Here, you'll see how much storage your service worker occupies, and you can select which data to clear for that website, for example retaining only the cookies.
Note that the service worker will restart as soon as you navigate to that site again.
If you wish to choose which applications can install a service worker on your system, follow the steps described in this article, using the uBlock plugin.
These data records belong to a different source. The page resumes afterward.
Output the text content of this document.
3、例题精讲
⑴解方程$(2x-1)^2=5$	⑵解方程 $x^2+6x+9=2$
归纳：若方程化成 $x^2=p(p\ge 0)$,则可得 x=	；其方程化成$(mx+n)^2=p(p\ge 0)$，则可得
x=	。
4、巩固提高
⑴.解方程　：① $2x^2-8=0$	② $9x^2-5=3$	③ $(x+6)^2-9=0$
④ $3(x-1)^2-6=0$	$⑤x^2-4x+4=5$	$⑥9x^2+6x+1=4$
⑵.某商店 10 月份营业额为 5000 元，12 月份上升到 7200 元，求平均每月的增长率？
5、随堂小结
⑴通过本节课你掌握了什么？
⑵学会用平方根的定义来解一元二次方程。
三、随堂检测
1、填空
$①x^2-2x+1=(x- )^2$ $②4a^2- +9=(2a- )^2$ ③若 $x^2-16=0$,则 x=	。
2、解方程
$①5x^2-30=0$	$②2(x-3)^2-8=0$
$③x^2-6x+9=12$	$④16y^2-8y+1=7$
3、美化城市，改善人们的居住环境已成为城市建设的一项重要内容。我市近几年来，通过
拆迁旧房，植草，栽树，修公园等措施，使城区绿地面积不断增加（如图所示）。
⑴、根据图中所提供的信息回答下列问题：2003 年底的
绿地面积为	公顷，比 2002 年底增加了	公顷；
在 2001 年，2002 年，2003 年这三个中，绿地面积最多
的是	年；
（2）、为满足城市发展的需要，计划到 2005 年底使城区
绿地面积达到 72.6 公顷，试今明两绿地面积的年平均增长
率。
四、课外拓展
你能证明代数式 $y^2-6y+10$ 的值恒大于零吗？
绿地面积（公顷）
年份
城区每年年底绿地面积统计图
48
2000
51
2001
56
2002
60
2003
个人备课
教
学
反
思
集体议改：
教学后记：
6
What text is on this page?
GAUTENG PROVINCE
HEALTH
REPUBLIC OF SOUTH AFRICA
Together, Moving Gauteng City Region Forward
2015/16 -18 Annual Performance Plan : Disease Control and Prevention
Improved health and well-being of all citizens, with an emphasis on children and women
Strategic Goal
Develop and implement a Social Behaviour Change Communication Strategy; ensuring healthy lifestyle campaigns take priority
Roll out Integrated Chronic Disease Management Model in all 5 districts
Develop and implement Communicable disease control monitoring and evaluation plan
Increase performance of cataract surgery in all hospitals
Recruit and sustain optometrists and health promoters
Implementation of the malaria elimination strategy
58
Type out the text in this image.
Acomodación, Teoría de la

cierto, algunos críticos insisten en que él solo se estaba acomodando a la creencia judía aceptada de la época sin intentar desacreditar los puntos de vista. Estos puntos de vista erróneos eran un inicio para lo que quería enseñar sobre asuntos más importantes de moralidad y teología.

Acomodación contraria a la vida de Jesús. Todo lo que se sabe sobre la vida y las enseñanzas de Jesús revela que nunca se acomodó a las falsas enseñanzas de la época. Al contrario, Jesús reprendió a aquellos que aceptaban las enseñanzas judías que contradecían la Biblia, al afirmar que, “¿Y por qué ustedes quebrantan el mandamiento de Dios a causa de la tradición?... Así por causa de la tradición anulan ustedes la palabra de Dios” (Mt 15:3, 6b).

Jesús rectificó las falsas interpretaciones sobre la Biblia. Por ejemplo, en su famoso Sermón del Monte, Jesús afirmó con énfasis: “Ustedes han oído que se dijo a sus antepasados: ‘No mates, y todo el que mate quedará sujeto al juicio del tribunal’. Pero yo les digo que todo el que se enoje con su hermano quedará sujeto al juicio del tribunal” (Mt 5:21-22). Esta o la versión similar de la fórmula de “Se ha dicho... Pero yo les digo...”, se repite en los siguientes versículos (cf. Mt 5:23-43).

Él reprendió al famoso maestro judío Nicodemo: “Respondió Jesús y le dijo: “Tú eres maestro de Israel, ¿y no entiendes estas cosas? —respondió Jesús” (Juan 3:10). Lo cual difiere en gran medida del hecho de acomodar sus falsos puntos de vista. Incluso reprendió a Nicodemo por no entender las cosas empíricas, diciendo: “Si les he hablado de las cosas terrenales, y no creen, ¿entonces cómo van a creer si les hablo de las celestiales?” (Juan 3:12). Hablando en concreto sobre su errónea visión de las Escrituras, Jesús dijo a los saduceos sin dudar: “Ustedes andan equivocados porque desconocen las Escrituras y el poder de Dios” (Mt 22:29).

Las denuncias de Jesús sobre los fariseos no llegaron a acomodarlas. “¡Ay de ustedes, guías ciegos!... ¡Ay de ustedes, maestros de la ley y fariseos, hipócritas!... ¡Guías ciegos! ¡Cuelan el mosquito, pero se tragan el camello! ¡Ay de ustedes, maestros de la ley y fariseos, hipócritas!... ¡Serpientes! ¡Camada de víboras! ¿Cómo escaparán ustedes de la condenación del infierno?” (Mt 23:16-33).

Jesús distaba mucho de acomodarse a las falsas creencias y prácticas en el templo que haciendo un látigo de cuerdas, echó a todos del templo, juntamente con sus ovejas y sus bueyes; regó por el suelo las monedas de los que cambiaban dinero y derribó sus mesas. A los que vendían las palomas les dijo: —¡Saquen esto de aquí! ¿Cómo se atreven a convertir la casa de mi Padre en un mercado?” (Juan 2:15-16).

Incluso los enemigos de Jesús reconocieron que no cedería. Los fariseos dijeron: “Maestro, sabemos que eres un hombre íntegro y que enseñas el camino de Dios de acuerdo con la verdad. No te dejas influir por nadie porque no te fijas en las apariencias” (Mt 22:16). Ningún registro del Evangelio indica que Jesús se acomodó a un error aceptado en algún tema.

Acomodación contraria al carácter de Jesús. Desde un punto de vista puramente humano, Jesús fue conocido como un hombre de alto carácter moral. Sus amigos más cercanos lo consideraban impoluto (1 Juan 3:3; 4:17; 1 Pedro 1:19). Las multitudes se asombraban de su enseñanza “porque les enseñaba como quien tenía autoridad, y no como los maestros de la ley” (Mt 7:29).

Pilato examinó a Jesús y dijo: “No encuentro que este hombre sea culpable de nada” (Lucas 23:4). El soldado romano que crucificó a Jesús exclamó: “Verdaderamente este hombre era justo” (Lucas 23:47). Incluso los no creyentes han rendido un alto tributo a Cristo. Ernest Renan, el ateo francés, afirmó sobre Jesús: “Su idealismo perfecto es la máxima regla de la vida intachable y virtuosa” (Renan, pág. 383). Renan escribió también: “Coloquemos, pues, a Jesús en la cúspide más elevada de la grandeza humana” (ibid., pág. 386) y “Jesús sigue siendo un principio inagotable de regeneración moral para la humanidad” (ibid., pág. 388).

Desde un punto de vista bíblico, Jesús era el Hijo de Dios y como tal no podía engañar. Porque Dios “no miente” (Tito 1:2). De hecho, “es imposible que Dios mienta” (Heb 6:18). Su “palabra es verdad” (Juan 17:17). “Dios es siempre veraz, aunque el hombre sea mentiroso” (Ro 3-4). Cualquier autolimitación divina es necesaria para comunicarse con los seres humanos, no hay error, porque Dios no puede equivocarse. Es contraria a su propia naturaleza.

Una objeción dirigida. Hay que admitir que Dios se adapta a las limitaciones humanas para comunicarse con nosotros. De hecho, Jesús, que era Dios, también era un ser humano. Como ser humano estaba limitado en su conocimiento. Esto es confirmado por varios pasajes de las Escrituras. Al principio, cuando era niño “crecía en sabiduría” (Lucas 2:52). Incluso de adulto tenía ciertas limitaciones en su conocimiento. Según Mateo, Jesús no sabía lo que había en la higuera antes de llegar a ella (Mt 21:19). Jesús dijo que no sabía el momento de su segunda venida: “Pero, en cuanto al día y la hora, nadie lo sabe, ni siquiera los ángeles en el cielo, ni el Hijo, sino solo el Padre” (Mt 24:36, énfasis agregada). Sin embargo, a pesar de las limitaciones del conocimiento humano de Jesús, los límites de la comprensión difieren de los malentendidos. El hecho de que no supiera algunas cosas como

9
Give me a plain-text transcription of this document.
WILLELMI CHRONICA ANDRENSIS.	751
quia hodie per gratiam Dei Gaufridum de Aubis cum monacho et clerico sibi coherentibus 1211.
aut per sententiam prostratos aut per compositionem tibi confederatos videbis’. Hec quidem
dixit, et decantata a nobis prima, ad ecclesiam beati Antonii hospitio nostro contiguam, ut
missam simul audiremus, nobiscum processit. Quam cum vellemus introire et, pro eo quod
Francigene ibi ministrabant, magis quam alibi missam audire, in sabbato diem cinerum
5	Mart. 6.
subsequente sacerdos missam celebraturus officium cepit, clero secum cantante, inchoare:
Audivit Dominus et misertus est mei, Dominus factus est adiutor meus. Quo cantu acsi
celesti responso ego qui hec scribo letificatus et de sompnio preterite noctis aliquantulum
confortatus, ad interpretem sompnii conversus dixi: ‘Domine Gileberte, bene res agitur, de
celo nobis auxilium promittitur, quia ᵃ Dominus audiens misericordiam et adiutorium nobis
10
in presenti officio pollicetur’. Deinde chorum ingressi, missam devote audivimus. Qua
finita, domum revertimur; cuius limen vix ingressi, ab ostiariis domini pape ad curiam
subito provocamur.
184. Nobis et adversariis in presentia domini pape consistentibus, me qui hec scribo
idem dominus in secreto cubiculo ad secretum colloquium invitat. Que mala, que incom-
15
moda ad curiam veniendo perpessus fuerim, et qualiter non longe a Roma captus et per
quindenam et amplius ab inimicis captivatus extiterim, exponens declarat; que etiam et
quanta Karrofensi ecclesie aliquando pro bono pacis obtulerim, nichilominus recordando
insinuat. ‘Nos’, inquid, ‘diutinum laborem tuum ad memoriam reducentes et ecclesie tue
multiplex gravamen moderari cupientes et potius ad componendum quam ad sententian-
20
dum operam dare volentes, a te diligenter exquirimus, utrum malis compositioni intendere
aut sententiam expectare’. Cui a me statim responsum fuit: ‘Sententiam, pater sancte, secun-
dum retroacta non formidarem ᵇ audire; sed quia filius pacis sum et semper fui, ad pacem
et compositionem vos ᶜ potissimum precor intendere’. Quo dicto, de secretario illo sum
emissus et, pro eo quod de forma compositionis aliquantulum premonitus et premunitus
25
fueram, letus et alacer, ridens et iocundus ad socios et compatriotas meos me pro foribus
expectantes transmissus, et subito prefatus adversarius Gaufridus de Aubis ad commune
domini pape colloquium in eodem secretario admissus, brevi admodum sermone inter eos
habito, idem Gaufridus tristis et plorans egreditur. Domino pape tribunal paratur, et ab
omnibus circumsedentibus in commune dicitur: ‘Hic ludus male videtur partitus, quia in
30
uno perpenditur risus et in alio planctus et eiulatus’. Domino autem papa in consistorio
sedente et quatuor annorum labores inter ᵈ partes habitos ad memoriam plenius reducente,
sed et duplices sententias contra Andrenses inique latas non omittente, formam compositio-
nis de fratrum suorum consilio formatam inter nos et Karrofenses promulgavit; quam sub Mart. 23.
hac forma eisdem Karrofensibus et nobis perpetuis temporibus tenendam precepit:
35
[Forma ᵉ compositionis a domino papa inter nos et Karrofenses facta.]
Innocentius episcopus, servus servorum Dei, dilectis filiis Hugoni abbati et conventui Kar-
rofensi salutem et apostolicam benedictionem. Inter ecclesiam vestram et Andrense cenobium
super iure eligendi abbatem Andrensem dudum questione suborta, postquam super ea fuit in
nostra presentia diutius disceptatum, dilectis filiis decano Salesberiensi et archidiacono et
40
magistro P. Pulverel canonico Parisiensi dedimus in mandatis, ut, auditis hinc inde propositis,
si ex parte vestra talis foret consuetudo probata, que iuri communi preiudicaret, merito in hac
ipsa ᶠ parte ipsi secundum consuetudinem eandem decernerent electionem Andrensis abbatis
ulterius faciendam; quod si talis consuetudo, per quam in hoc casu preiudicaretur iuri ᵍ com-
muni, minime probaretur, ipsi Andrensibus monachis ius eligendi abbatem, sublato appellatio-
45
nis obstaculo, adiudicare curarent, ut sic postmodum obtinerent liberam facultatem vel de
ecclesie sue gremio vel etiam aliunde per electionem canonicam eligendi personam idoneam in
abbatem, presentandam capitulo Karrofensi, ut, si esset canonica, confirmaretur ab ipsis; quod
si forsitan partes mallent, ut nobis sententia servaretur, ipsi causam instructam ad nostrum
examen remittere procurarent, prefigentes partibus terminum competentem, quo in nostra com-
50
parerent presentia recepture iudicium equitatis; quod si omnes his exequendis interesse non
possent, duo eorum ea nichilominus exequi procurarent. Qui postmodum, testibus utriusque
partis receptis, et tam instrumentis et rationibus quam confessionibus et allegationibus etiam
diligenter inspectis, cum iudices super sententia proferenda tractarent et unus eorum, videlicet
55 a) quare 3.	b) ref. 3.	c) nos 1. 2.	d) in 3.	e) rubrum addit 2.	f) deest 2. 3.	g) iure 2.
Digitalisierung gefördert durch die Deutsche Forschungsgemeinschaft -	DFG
It's a wild guess, but 5GB of ServiceWorker storage is probably some webmail client with offline content enabled: it is fundamental to understand that serviceworkers were initially conceived for mobile devices who are not always online, and thus will cache some web-application data on the local system. Also, a serviceworker can receive push messages for an inactive webapp, and wake up that app. Gmail is a prime example: on mobile, you can read & write email while offline, and it will sync as soon as you go online. And even if the gmail app is not active after a phone restart, the serviceworker will receive the push message that you have something new in your inbox.
As such, on a PC which is always connected to internet, serviceworkers are not really necessary, except maybe to speed up the experience on some websites. It could however be that nowadays some websites simply won't work correctly if you block their serviceworker (but I'd say that's bad coding practice).
For a more comprehensive understanding, read the two linked articles. Also, Googles Introduction to Service Workers can shed some more light on what's going on.